Biographical/Historical Note
Margaret Deland was born Margaretta Wade Campbell in Alleghany, Pennsylvania on February 23, 1857. Losing her mother at childbirth and her father just two weeks later, Margaret relied on her aunt, Lois Wade, for care. She grew up in Manchester, Pennsylvania, studying at the Pelham Priory School in New Rochelle, New York, then attended Cooper Union in New York City. She taught drawing for a short period of time at what is now Hunter College, and then in 1880 she married Lorin F. Deland. The couple settled in Cambridge, Massachusetts, summering in Kennebunkport, at their home “Graywood.”
Deland was very active in Kennebunkport society.

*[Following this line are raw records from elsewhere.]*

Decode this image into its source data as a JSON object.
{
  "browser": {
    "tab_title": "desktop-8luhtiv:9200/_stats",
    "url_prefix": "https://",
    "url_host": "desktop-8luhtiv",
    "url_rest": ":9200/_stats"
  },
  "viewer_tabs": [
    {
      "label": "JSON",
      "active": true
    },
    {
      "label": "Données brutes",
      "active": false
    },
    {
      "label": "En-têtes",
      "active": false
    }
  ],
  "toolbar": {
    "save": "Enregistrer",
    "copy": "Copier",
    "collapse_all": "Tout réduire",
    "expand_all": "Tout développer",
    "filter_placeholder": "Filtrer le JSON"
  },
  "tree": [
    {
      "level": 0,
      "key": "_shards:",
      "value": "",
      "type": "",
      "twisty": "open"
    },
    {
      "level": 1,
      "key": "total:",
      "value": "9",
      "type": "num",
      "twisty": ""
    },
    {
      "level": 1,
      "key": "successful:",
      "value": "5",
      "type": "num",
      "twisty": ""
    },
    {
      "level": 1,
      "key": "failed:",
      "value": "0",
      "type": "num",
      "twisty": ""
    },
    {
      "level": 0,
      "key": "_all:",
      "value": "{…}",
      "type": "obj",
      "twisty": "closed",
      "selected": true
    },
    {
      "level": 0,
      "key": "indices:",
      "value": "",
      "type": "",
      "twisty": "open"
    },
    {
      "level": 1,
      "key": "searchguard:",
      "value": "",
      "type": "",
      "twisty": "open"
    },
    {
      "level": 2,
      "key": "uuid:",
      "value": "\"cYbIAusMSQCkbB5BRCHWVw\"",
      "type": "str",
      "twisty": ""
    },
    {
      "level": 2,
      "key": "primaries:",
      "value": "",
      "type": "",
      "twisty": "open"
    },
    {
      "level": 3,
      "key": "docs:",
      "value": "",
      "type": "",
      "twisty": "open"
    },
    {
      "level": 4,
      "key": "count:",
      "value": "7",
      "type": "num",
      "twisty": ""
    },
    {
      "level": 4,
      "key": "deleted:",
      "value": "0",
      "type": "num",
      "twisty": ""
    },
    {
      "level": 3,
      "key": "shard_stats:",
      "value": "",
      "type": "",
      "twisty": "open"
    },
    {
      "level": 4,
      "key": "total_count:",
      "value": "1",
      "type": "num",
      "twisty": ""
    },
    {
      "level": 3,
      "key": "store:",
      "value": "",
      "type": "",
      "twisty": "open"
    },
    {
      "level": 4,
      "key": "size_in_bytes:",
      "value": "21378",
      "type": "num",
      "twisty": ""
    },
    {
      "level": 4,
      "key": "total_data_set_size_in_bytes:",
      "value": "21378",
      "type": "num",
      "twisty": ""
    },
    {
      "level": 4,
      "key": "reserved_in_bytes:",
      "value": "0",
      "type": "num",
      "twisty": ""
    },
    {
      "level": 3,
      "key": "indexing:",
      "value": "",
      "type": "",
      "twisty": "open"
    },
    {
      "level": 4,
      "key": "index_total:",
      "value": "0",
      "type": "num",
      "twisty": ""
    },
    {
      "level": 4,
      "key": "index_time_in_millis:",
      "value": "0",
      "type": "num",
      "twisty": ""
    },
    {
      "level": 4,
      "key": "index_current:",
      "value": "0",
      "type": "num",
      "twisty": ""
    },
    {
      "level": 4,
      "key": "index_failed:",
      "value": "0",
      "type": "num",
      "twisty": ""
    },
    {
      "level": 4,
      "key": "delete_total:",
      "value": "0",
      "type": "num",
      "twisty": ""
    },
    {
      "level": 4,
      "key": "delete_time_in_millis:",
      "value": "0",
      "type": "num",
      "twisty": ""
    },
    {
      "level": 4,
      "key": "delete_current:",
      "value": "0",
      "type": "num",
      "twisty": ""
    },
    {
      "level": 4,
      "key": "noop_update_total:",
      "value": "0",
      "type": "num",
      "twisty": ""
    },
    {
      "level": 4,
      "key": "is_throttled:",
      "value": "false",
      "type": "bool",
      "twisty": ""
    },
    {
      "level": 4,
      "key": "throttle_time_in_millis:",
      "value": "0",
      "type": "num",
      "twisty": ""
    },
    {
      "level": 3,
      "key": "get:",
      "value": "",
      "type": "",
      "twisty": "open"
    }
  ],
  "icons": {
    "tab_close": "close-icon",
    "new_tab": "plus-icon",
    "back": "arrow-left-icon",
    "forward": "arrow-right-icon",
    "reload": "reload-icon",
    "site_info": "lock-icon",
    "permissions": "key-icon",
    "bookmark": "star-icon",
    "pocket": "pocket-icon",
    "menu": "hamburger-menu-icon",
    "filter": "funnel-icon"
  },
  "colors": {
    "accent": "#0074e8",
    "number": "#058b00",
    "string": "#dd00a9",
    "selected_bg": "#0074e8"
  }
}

Concerned with social and cultural issues affecting women, Margaret opened her home to 60 unwed mothers and their children for a period of four years. During this time she wrote frequently, and her first published piece, a poem called “The Succory” appeared in Harpers Magazine.
A collection of her poems, The Old Garden and Other Verses, was published in 1886 and in the years following she wrote several more novels, poems, and short story collections. Her first novel, John Ward, Preacher, was published in 1888, and tells the story of a Calvinist minister and his Episcopalian wife who cannot accept the doctrine of eternal damnation. This novel became quite controversial, and sales skyrocketed. The conflict of ideas is a theme that pervades Deland’s subsequent novels, which chronicle the comedy and drama of middle class life. The most popular of these were her short story collections loosely based on the Manchester of her childhood. These include Old Chester Tales (1899), Around Old Chester (1915), An Old Chester Secret (1920) and New Friends in Old Chester (1924). Her “problem” novels were also well received, such as The Awakening of Helena Richie (1906) and The Vehement Flame (1922). She also wrote two autobiographies: If This Be I, As I Suppose It Be (1935) and Golden Yesterdays (1941).
In 1926 she was elected to the National Society of Arts and Letters and awarded with the Legion of Honor by the French government for her relief work in France during World War I. Deland died on January 13, 1945 at the age of 87 in Boston.